Miquel Mascarell entreabrió los párpados. Lo justo para atisbar a su alrededor.

Por fortuna tenía la cabeza vuelta del lado donde se producían los hechos, porque del otro habría tenido la pared frente a sus ojos. Vio al llamado José María organizando convenientemente las cosas, cuidando los detalles de la escena del crimen.

José María era corpulento, pelo negro, bigote, como de treinta años. El hombre que le llevó los dos sobres a la pensión.

Y desde luego no era el que estaba organizando todo aquello; sólo un secuaz.

La pistola con silenciador apareció de pronto. El hombre la sacó de su bolsillo envuelta en un pañuelo. Se acercó a él, así que volvió a fingir que seguía inconsciente, relajando todos sus músculos. Se la puso en la mano derecha, apretándole las yemas de los dedos para que hicieran contacto en la culata, y se la dejó allí antes de registrarle a fondo.

No le quitó el dinero.

Pero sí la gargantilla que acababa de comprarle a Valeriano Sierra.

—¡Este idiota es una caja de sorpresas!

—¿Por qué? —dijo la voz de Bernardo desde la cocina.

—Lleva una gargantilla de oro en el bolsillo.

—¡No toques nada, ni le quites el dinero!

—El dinero no, pero esto le encantaría a mi novia.

—¡Serás burro! —Bernardo reapareció en la sala—. ¡Y te metes conmigo por sobar a esa maravilla!

—Es distinto.

—Según cómo lo mires.

—Pues esto me lo quedo. —Se guardó la gargantilla en el bolsillo.

—Allá tú. ¿Ya está todo?

—Aquí sí. ¿Y tú, has dejado de meterle mano a la muerta?

—Estoy empalmado.
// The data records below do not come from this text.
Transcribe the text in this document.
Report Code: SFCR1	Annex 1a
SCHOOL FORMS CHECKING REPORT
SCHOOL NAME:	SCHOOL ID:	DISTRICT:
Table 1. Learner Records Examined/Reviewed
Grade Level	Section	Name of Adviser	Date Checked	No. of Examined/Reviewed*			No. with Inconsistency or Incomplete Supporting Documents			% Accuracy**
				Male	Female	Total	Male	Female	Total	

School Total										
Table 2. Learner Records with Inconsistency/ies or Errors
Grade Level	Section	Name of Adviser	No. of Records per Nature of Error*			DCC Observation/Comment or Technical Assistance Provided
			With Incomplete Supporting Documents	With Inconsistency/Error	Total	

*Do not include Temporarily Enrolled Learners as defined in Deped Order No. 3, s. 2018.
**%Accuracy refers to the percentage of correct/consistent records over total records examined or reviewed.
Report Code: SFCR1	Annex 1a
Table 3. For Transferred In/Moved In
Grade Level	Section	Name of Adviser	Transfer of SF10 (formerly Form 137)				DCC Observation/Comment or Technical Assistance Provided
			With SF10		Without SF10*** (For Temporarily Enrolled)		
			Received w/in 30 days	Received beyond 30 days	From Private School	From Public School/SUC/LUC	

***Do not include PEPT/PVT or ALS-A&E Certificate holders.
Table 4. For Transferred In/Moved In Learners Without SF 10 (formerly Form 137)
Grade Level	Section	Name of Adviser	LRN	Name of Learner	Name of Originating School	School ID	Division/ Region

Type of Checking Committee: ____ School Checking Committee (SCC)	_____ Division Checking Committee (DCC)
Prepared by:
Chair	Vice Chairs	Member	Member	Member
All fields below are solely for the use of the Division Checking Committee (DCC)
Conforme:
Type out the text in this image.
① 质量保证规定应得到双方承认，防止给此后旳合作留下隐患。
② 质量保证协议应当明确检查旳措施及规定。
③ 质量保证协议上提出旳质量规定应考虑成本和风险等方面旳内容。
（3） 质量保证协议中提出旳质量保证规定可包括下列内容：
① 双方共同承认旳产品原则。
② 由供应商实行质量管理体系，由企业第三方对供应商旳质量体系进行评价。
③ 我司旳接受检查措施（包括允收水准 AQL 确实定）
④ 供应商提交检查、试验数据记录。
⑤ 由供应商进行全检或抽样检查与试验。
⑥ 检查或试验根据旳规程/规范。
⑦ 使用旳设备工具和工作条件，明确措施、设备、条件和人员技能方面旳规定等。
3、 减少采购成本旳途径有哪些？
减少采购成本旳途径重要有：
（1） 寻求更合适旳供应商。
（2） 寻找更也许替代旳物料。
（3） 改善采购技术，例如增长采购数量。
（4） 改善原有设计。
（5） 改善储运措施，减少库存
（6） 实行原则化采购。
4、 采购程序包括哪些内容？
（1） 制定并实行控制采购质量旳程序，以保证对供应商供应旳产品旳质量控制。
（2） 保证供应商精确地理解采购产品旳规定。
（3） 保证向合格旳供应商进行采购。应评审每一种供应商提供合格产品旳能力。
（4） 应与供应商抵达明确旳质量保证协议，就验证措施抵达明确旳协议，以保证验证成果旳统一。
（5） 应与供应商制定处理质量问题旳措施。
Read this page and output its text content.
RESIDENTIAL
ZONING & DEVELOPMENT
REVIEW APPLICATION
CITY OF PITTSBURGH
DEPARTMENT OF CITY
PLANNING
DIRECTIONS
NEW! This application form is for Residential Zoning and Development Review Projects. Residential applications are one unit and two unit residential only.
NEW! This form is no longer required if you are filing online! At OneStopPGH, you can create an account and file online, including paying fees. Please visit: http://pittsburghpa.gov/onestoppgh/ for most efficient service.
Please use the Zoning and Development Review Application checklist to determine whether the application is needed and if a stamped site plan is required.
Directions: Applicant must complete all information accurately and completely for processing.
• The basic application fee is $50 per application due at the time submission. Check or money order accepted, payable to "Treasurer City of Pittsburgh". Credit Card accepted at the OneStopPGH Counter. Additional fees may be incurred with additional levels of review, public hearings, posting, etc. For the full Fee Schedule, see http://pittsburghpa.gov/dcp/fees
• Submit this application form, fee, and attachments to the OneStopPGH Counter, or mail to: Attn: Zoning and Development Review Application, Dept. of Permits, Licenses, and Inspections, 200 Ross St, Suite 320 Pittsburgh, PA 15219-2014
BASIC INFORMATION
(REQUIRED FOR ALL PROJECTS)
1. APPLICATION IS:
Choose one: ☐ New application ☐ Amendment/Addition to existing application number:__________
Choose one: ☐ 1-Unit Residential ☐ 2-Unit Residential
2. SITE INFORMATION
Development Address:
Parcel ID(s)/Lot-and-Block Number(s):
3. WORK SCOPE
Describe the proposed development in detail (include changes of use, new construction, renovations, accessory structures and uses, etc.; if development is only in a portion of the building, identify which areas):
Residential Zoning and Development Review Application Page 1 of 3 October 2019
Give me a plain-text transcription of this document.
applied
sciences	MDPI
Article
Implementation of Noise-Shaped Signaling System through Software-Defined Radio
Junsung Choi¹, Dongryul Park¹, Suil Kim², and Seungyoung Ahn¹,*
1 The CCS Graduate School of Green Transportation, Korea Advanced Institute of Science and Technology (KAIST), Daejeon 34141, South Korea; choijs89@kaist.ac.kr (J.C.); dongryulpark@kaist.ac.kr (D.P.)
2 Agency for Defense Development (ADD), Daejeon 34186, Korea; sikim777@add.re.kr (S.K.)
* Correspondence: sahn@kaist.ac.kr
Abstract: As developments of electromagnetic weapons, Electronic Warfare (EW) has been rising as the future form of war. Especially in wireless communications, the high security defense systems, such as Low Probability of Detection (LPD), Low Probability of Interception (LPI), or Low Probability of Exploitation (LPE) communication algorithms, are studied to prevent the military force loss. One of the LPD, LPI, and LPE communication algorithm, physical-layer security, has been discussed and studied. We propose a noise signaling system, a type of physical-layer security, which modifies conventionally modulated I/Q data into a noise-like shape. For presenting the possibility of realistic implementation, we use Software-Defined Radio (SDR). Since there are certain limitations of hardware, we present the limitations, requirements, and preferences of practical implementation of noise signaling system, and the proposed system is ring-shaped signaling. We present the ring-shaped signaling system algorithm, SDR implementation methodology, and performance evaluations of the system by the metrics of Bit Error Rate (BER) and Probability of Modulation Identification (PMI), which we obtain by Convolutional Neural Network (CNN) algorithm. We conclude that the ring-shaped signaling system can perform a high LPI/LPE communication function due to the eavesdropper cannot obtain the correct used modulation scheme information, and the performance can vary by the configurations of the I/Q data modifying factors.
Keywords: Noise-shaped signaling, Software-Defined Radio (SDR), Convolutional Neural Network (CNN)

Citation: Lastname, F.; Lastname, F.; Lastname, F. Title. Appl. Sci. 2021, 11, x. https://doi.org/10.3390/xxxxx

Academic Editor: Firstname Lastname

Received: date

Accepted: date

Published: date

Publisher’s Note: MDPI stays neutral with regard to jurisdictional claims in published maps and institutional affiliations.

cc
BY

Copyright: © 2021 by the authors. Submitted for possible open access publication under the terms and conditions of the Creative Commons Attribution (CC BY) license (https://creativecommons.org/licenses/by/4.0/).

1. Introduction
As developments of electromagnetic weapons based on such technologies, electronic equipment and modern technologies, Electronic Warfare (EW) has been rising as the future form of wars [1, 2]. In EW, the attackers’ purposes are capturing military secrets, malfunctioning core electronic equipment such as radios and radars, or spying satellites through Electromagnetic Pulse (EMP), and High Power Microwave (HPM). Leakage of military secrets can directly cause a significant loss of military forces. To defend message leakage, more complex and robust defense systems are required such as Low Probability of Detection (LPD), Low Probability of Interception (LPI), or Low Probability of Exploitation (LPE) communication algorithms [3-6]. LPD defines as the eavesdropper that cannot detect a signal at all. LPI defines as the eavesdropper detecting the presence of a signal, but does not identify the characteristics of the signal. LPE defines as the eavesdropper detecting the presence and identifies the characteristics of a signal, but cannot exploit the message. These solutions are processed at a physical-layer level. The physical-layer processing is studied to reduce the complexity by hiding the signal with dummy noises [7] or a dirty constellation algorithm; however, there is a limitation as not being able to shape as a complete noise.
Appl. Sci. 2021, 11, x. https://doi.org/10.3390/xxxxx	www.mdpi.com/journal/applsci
Cinco minutos más y me lo hago.

—¡Joder, Bernardo, cállate ya! ¡Vámonos!

—¿Has limpiado la pistola?

—Sí.

—¿Se la has puesto en la mano para que dejara sus huellas?

—¡Que sí! ¡Haberte quedado aquí, coño!

—Pues andando. Ya puedes avisar abajo para que llamen. José María se acercó al balcón. No salió por completo. Lo único que hizo fue asomarse y agitar una mano. La señal.

Bastaba una llamada a la policía.

Miquel Mascarell bajó de nuevo los párpados que acababa de alzar apenas perceptiblemente.

Tenía una pistola en la mano derecha.

Una pistola con silenciador a la que faltaban sólo tres balas. Continuó quieto.

Le dolía la cabeza. Mucho. Sabía que si se levantaba de golpe se marearía y eso sería definitivo. No se sostendría y ellos eran dos. Quizás pudiese matar a uno. Quizás. A ambos no. Así que su única ventaja era continuar quieto y escapar.

Salir de aquella trampa.

Aunque si pudiera seguirles…

Ellos le llevarían hasta la persona que había montado todo aquello. Escuchó sus pasos alejándose por el pasillo.

Luego, el silencio.

No habían cerrado la puerta.

Se incorporó, despacio, respirando a pleno pulmón, pero no evitó la punzada atravesándole la cabeza de lado a lado, la pérdida de equilibrio y el velado manto provocado por un millar de lucecitas abatidas sobre sus ojos. Tuvo que apoyarse en la pared y contar hasta diez.

Iban a escapársele.

Irremediablemente.

Bernardo, José María y el que estuviera abajo.

—¡Maldita sea…! —Hizo un esfuerzo para ponerse en marcha. Caminó oscilando de lado a lado por el pasillo. La mano derecha con la pistola.

La izquierda en la cabeza, presionándose el lugar del impacto. Estaba tan seguro de encontrarse solo que el susto fue mayor cuando chocó con él.

Bernardo, el necrófilo, saliendo una vez más de la cocina. Las dos reacciones fueron igualmente rápidas.

Una, la del aparecido, intentando golpearle. Otra, la suya, disparando a quemarropa.